Dieci milioni di lavoratori hanno scioperato, un milione e mezzo di persone è sceso in piazza, alla fine di una giornata che ha fermato l'Italia Cgil, Cisl e Uil pesano con soddisfazione la loro forza che unita a quella dei sindacati autonomi porta cifre a sei zeri e percentuali del 70-80%, con punte del 100%, di adesione alla protesta. Lavoratore in più lavoratore in meno. La guerra dei numeri è routine in questi casi ma non i conti al ribasso di Confindustria e neanche quelli delle questure possono modificare la fotografia di una mattinata di black-out nei trasporti, di scuole e uffici pubblici chiusi per l'intera giornata, delle banche aperte solo nel pomeriggio, della fabbriche vuote e delle piazze piene come si diceva una volta e come si dice ancora quando è il caso.

Il segnale che si è levato da un capo all'altro della penisola all'indirizzo di palazzo Chigi è stato un forte e chiaro segnale di opposizione sociale. No all'attacco alle pensioni, no ad una Finanziaria e a una politica economica che rendono tutti più poveri. È un doppio rifiuto in "difesa del futuro" come sintetizzato sullo striscione che ha aperto i cortei. E ovunque, sotto le diverse bandiere di Cgil, Cisl e Uil, quelle dei Cobas dell'altro corteo romano, quelle dell'Ugl al chiuso di un cinema, e quelle del centrosinistra che si sono viste nelle piazze, si è risentito parlare di "padri e figli", di solidarietà tra generazioni che contrastano un disegno che le vorrebbe divise, l'una a pagare i costi dell'altra come architettato nella controriforma previdenziale di Maroni e Tremonti.

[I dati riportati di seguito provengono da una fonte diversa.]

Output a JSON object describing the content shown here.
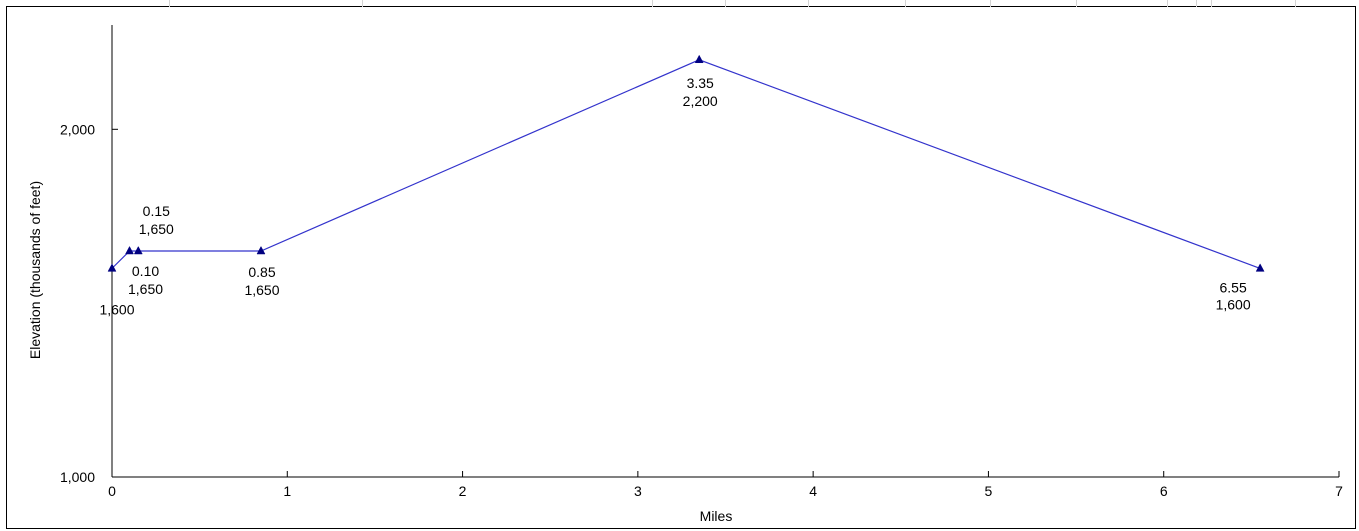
{
  "chart_data": {
    "type": "line",
    "xlabel": "Miles",
    "ylabel": "Elevation  (thousands of feet)",
    "xlim": [
      0,
      7
    ],
    "ylim": [
      1000,
      2300
    ],
    "x_ticks": [
      0,
      1,
      2,
      3,
      4,
      5,
      6,
      7
    ],
    "x_tick_labels": [
      "0",
      "1",
      "2",
      "3",
      "4",
      "5",
      "6",
      "7"
    ],
    "y_ticks": [
      1000,
      2000
    ],
    "y_tick_labels": [
      "1,000",
      "2,000"
    ],
    "grid": false,
    "legend": "none",
    "series": [
      {
        "color": "#3333cc",
        "marker_color": "#000080",
        "marker": "triangle",
        "points": [
          {
            "x": 0,
            "y": 1600,
            "label_x": "",
            "label_y": "1,600"
          },
          {
            "x": 0.1,
            "y": 1650,
            "label_x": "0.10",
            "label_y": "1,650"
          },
          {
            "x": 0.15,
            "y": 1650,
            "label_x": "0.15",
            "label_y": "1,650"
          },
          {
            "x": 0.85,
            "y": 1650,
            "label_x": "0.85",
            "label_y": "1,650"
          },
          {
            "x": 3.35,
            "y": 2200,
            "label_x": "3.35",
            "label_y": "2,200"
          },
          {
            "x": 6.55,
            "y": 1600,
            "label_x": "6.55",
            "label_y": "1,600"
          }
        ]
      }
    ]
  }
}
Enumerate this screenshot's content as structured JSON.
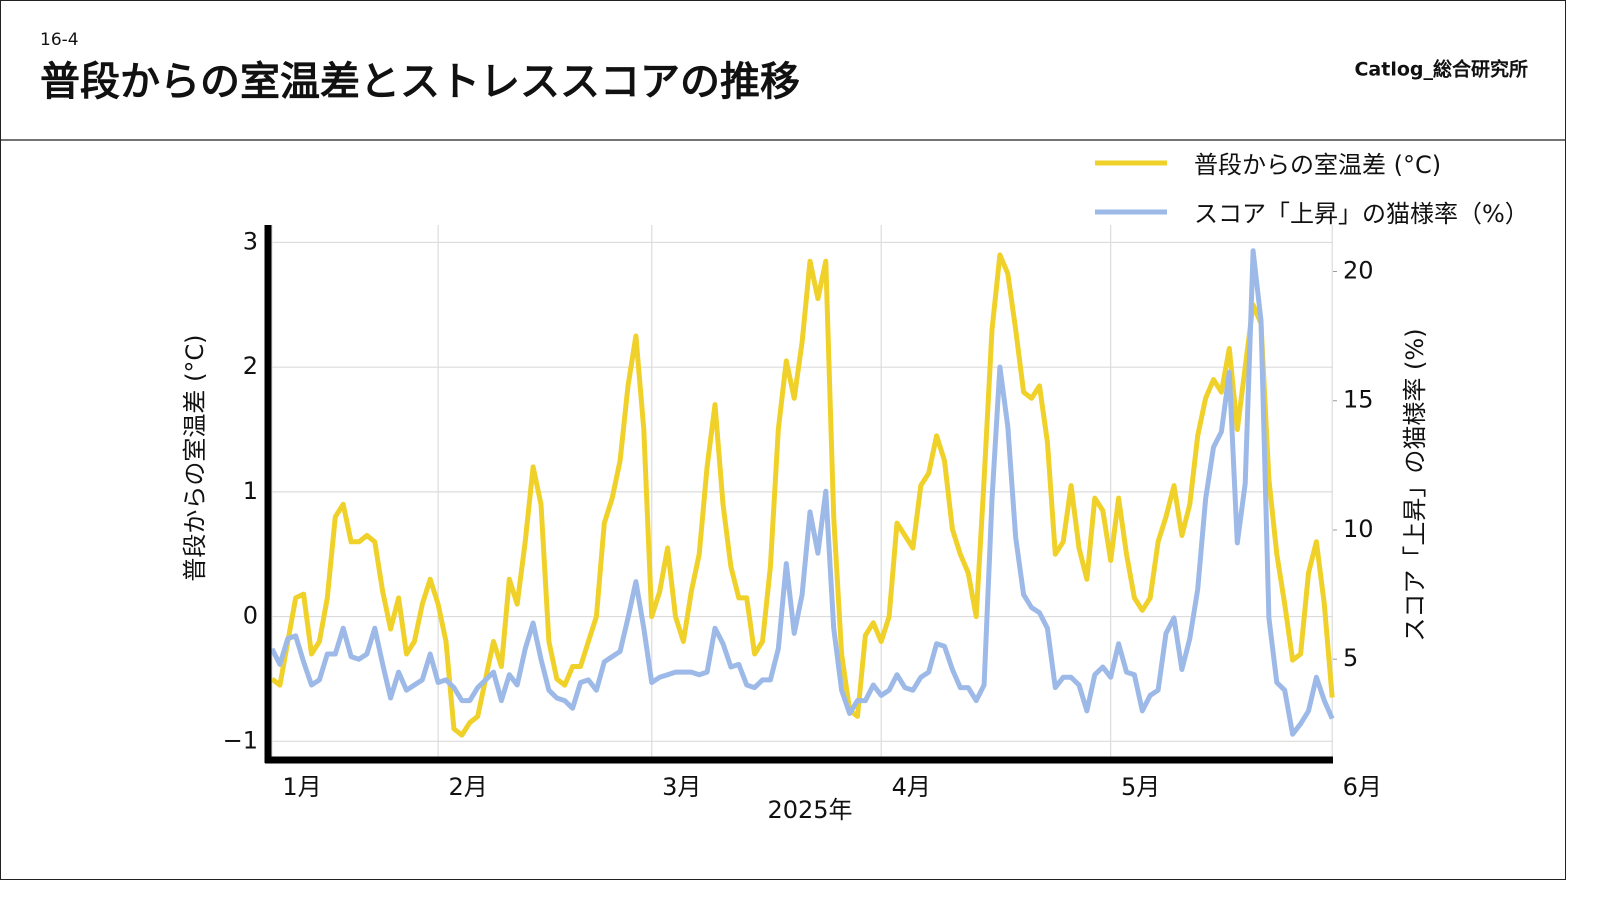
{
  "header": {
    "section": "16-4",
    "title": "普段からの室温差とストレススコアの推移",
    "brand": "Catlog_総合研究所"
  },
  "chart_data": {
    "type": "line",
    "xlabel": "2025年",
    "ylabel": "普段からの室温差 (°C)",
    "y2label": "スコア「上昇」の猫様率 (%)",
    "legend": "upper right",
    "grid": true,
    "x": [
      0,
      1,
      2,
      3,
      4,
      5,
      6,
      7,
      8,
      9,
      10,
      11,
      12,
      13,
      14,
      15,
      16,
      17,
      18,
      19,
      20,
      21,
      22,
      23,
      24,
      25,
      26,
      27,
      28,
      29,
      30,
      31,
      32,
      33,
      34,
      35,
      36,
      37,
      38,
      39,
      40,
      41,
      42,
      43,
      44,
      45,
      46,
      47,
      48,
      49,
      50,
      51,
      52,
      53,
      54,
      55,
      56,
      57,
      58,
      59,
      60,
      61,
      62,
      63,
      64,
      65,
      66,
      67,
      68,
      69,
      70,
      71,
      72,
      73,
      74,
      75,
      76,
      77,
      78,
      79,
      80,
      81,
      82,
      83,
      84,
      85,
      86,
      87,
      88,
      89,
      90,
      91,
      92,
      93,
      94,
      95,
      96,
      97,
      98,
      99,
      100,
      101,
      102,
      103,
      104,
      105,
      106,
      107,
      108,
      109,
      110,
      111,
      112,
      113,
      114,
      115,
      116,
      117,
      118,
      119,
      120,
      121,
      122,
      123,
      124,
      125,
      126,
      127,
      128,
      129,
      130,
      131,
      132,
      133,
      134
    ],
    "xlim": [
      -0.5,
      134.1
    ],
    "xticks": [
      {
        "value": 0,
        "label": "1月"
      },
      {
        "value": 21,
        "label": "2月"
      },
      {
        "value": 48,
        "label": "3月"
      },
      {
        "value": 77,
        "label": "4月"
      },
      {
        "value": 106,
        "label": "5月"
      },
      {
        "value": 134,
        "label": "6月"
      }
    ],
    "ylim": [
      -1.15,
      3.14
    ],
    "yticks": [
      {
        "value": -1,
        "label": "−1"
      },
      0,
      1,
      2,
      3
    ],
    "y2lim": [
      1.1,
      21.8
    ],
    "y2ticks": [
      5,
      10,
      15,
      20
    ],
    "series": [
      {
        "name": "普段からの室温差 (°C)",
        "color": "#f0d12a",
        "axis": "y",
        "values": [
          -0.5,
          -0.55,
          -0.2,
          0.15,
          0.18,
          -0.3,
          -0.2,
          0.15,
          0.8,
          0.9,
          0.6,
          0.6,
          0.65,
          0.6,
          0.2,
          -0.1,
          0.15,
          -0.3,
          -0.2,
          0.1,
          0.3,
          0.1,
          -0.2,
          -0.9,
          -0.95,
          -0.85,
          -0.8,
          -0.5,
          -0.2,
          -0.4,
          0.3,
          0.1,
          0.6,
          1.2,
          0.9,
          -0.2,
          -0.5,
          -0.55,
          -0.4,
          -0.4,
          -0.2,
          0.0,
          0.75,
          0.95,
          1.25,
          1.85,
          2.25,
          1.5,
          0.0,
          0.2,
          0.55,
          0.0,
          -0.2,
          0.2,
          0.5,
          1.2,
          1.7,
          0.9,
          0.4,
          0.15,
          0.15,
          -0.3,
          -0.2,
          0.4,
          1.5,
          2.05,
          1.75,
          2.2,
          2.85,
          2.55,
          2.85,
          0.8,
          -0.3,
          -0.75,
          -0.8,
          -0.15,
          -0.05,
          -0.2,
          0.0,
          0.75,
          0.65,
          0.55,
          1.05,
          1.15,
          1.45,
          1.25,
          0.7,
          0.5,
          0.35,
          0.0,
          1.1,
          2.3,
          2.9,
          2.75,
          2.3,
          1.8,
          1.75,
          1.85,
          1.4,
          0.5,
          0.6,
          1.05,
          0.55,
          0.3,
          0.95,
          0.85,
          0.45,
          0.95,
          0.5,
          0.15,
          0.05,
          0.15,
          0.6,
          0.8,
          1.05,
          0.65,
          0.9,
          1.45,
          1.75,
          1.9,
          1.8,
          2.15,
          1.5,
          2.0,
          2.5,
          2.35,
          1.1,
          0.5,
          0.1,
          -0.35,
          -0.3,
          0.35,
          0.6,
          0.1,
          -0.65
        ]
      },
      {
        "name": "スコア「上昇」の猫様率（%）",
        "color": "#9db9e8",
        "axis": "y2",
        "values": [
          5.4,
          4.8,
          5.8,
          5.9,
          4.9,
          4.0,
          4.2,
          5.2,
          5.2,
          6.2,
          5.1,
          5.0,
          5.2,
          6.2,
          4.8,
          3.5,
          4.5,
          3.8,
          4.0,
          4.2,
          5.2,
          4.1,
          4.2,
          3.9,
          3.4,
          3.4,
          3.9,
          4.2,
          4.5,
          3.4,
          4.4,
          4.0,
          5.4,
          6.4,
          5.0,
          3.8,
          3.5,
          3.4,
          3.1,
          4.1,
          4.2,
          3.8,
          4.9,
          5.1,
          5.3,
          6.6,
          8.0,
          6.2,
          4.1,
          4.3,
          4.4,
          4.5,
          4.5,
          4.5,
          4.4,
          4.5,
          6.2,
          5.6,
          4.7,
          4.8,
          4.0,
          3.9,
          4.2,
          4.2,
          5.4,
          8.7,
          6.0,
          7.5,
          10.7,
          9.1,
          11.5,
          6.2,
          3.8,
          2.9,
          3.4,
          3.4,
          4.0,
          3.6,
          3.8,
          4.4,
          3.9,
          3.8,
          4.3,
          4.5,
          5.6,
          5.5,
          4.6,
          3.9,
          3.9,
          3.4,
          4.0,
          11.2,
          16.3,
          14.0,
          9.7,
          7.5,
          7.0,
          6.8,
          6.2,
          3.9,
          4.3,
          4.3,
          4.0,
          3.0,
          4.4,
          4.7,
          4.3,
          5.6,
          4.5,
          4.4,
          3.0,
          3.6,
          3.8,
          6.0,
          6.6,
          4.6,
          5.8,
          7.7,
          11.2,
          13.2,
          13.8,
          16.1,
          9.5,
          11.8,
          20.8,
          18.1,
          6.6,
          4.1,
          3.8,
          2.1,
          2.5,
          3.0,
          4.3,
          3.4,
          2.7
        ]
      }
    ]
  }
}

"È solo l'inizio" hanno promesso gli uomini del sindacato dai palchi di cento città, "continueremo uniti" hanno detto Guglielmo Epifani, Savino Pezzotta e Luigi Angeletti che hanno parlato a Bologna, Roma e Napoli. Il governo è avvertito un altro articolo 18 "non ci sarà" è la parola del leader della Cisl. L'unità ritrovata e sottoscritta dalla partecipazione massiccia, serena e determinata allo sciopero e alle manifestazioni è uno degli elementi che racconta la giornata di ieri. Un altro è l'apertura di una fase conflittuale contro il governo che "è riuscito a scontentare tutti se - ha osservato Epifani - con noi ha scioperato tutto il paese, anche i sindacati moderati e di destra". "Se vuole il dialogo ritiri il provvedimento sulle pensioni oppure si assuma la responsabilità di andare avanti senza e contro il sindacato. Ora deve cambiare strada e riconoscere la forza dei nostri argomenti. Altrimenti continueremo la nostra mobilitazione", ha aggiunto tra gli applausi dei 70mila manifestanti bolognesi.

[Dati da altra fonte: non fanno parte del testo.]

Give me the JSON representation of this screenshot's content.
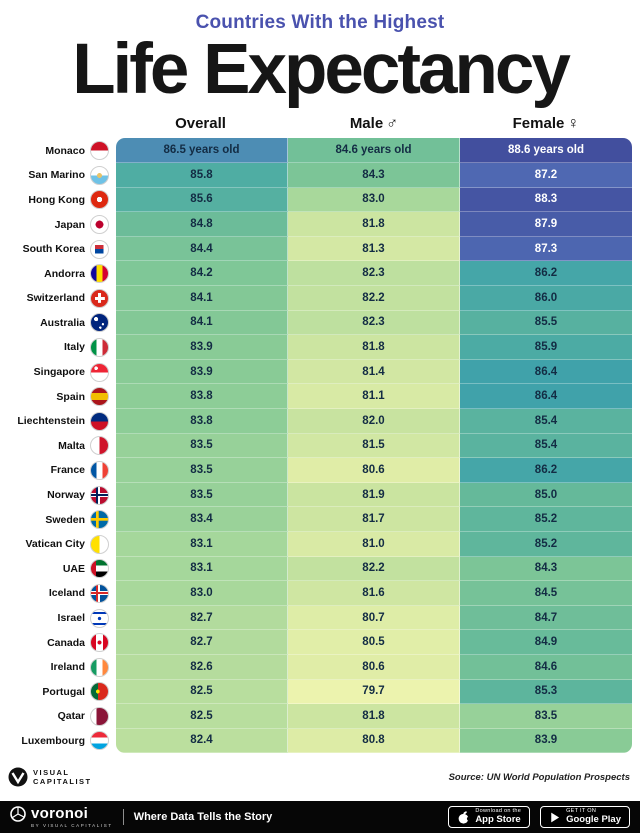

L'applauso scatta anche dai 150mila di Roma quando Pezzotta afferma "non pensi il governo che ci fermeremo qui", "procederemo con determinazione per affermare le nostre proposte" e "tratteremo solo alle nostre condizioni". Ci è andato giù duro il "moderato" leader cislino, l'inversione dell'esecutivo "passato dal dialogo al monologo sociale" proprio non gli va giù e nel suo intervento ha passato in rassegna tutto quanto non va: dalla politica dei redditi che il sindacato chiede venga ripristinata, alla riforma delle pensioni "iniqua e dannosa, fatta solo per calmare la Ue per bilanciare una Finanziaria fatta di condoni e una tantum".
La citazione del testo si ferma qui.